Introduction of memory barriers

MESI’s design is straightforward, but there are two areas where performance deteriorates. First, when updating an invalidate cache, you need to try to retrieve the latest data from another CPU or even memory. Second, invalidate a cache must wait for other cpus to validate it. Both of these operations are time consuming, and if the CPU waits for them, it becomes wasteful.

store buffer

To reduce the latency of writing to an invalidate cache, the Store Buffer can be introduced. Since the write is bound to happen anyway, the CPU notifies the other cpus that the cache is invalid, updates the write to the Store Buffer, and writes the result to memory after the other cpus acknowledge receipt of the write.

In this way, it avoids the time spent waiting for other cpus to confirm the update, but it also causes the UPDATE to not be written to the cache in time. Therefore, when the CPU needs to read the cache, it needs to check whether the store buffer has the required data. This mechanism is called Store Forwarding. It is important to note that when a CPU reads or writes its own Store buffer, the corresponding data changes are not perceived by other cpus.

invalidate queue

When a CPU receives a message invalidating a cache, the expected behavior is for the CPU to invalidate the cache immediately. Instead of invalidating immediately, the CPU sends an acknowledgement message and then adds the invalidate operation to the Invalidate queue, which then executes at an appropriate time (not necessarily immediately). The invalidate queue is also required because the invalidate operation is expensive, and the CPU must discard the cache to perform the invalidate operation. As a result, the cache hit ratio decreases. This improves CPU performance, but at the same time, stale data may exist in the cache.

The memory barrier

The store Buffer and Invalidate Queue optimization problems were solved by a memory barrier.
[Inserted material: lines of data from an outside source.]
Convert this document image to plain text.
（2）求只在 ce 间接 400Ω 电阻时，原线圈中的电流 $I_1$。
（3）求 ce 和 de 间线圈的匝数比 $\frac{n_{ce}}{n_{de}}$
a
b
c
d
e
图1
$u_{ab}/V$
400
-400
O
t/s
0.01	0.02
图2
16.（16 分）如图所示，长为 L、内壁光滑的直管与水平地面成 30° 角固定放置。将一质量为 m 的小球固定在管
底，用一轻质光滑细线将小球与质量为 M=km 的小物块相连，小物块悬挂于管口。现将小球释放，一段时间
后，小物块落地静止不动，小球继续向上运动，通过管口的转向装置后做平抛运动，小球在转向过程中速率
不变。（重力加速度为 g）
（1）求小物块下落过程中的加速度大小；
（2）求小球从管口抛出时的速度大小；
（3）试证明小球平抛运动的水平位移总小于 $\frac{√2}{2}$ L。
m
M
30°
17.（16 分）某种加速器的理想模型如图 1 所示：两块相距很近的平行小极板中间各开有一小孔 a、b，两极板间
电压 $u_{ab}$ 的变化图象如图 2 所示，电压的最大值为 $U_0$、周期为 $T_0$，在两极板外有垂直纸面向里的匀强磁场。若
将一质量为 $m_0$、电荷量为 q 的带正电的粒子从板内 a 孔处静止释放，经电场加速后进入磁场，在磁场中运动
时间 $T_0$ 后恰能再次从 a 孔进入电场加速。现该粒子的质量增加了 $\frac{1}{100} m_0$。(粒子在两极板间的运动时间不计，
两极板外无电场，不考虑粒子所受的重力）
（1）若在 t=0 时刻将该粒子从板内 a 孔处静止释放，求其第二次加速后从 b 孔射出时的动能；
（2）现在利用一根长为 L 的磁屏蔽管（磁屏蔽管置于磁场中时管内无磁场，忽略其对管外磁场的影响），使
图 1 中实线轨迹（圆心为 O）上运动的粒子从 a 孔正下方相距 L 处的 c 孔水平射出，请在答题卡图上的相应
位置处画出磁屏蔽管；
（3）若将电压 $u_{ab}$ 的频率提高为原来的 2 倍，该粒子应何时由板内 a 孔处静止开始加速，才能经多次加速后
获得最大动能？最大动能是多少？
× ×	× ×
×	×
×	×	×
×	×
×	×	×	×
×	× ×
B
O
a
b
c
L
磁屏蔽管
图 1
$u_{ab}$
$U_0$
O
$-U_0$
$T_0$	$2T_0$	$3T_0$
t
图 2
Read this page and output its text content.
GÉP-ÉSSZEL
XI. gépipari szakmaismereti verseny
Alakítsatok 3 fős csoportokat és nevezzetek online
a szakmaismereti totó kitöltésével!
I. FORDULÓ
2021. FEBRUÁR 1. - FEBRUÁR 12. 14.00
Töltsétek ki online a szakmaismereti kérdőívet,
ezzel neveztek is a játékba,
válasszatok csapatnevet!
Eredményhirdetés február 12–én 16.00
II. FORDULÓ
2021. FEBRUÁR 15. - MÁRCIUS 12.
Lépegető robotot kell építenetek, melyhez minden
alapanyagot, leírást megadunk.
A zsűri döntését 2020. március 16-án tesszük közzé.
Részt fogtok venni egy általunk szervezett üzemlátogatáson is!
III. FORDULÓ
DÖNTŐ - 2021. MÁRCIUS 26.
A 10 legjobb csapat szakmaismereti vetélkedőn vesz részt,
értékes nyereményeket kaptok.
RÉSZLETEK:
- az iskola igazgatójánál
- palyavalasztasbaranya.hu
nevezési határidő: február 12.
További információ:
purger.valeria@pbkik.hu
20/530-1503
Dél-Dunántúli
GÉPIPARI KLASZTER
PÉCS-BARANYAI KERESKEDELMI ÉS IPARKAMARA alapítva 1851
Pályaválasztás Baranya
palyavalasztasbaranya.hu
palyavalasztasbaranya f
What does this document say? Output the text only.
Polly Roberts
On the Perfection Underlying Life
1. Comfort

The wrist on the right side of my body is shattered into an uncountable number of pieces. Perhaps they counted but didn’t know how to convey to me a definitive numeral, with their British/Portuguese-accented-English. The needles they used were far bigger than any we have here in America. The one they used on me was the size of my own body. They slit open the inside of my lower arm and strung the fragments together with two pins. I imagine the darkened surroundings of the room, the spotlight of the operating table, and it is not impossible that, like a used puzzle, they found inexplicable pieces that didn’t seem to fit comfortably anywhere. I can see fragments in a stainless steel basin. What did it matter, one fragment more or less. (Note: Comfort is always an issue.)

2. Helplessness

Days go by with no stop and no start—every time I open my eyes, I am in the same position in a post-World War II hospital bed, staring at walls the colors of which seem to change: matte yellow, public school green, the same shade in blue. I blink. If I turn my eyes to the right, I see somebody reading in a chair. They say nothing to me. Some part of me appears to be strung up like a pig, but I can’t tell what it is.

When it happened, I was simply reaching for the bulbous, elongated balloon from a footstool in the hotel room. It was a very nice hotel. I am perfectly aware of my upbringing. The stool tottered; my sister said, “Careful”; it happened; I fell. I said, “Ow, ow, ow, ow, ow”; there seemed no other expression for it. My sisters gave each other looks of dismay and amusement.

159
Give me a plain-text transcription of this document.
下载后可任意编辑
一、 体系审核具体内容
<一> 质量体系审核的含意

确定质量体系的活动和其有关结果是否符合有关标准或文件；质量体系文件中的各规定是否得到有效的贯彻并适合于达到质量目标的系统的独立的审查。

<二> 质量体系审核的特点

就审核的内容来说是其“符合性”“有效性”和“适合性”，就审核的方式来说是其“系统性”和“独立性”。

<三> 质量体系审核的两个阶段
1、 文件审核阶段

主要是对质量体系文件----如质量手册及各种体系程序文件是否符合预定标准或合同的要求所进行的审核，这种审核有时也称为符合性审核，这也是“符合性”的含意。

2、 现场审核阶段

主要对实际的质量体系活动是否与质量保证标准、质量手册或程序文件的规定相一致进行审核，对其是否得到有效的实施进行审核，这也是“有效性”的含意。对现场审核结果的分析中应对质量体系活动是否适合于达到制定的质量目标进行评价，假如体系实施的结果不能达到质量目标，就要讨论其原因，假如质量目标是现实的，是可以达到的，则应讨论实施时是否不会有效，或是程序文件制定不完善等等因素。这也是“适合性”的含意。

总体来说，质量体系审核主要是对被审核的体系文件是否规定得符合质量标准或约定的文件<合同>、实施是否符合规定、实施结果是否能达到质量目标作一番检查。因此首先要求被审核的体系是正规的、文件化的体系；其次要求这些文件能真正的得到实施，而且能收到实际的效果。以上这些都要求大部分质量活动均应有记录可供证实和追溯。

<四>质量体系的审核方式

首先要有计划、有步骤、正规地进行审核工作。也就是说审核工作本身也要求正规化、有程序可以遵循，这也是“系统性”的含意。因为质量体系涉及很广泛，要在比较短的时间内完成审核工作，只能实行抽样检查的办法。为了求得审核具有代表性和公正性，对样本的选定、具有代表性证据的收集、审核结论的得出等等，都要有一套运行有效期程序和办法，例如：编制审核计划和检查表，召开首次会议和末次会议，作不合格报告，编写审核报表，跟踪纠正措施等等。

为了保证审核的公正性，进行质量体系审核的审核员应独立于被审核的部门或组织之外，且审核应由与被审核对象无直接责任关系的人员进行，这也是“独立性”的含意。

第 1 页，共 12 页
Memory barriers are in the hands of the people who write the programs to circumvent the problems mentioned above.

Memory barriers are classified as write barriers and read barriers. Memory barriers can be added where desired when writing programs. The write barrier forces the CPU to empty the Store Buffer. That is, all changes are written to the cache, and the changes are then written to memory, making them visible to other cpus. The read barrier forces the CPU to perform all invalidate operations in the invalidate queue, invalidating its own cache, and enabling the CPU to obtain the latest cache data from memory or other cpus.

other

At first glance, the MESI protocol looks similar to the Memory model and volatile keyword in Java, but more on that later.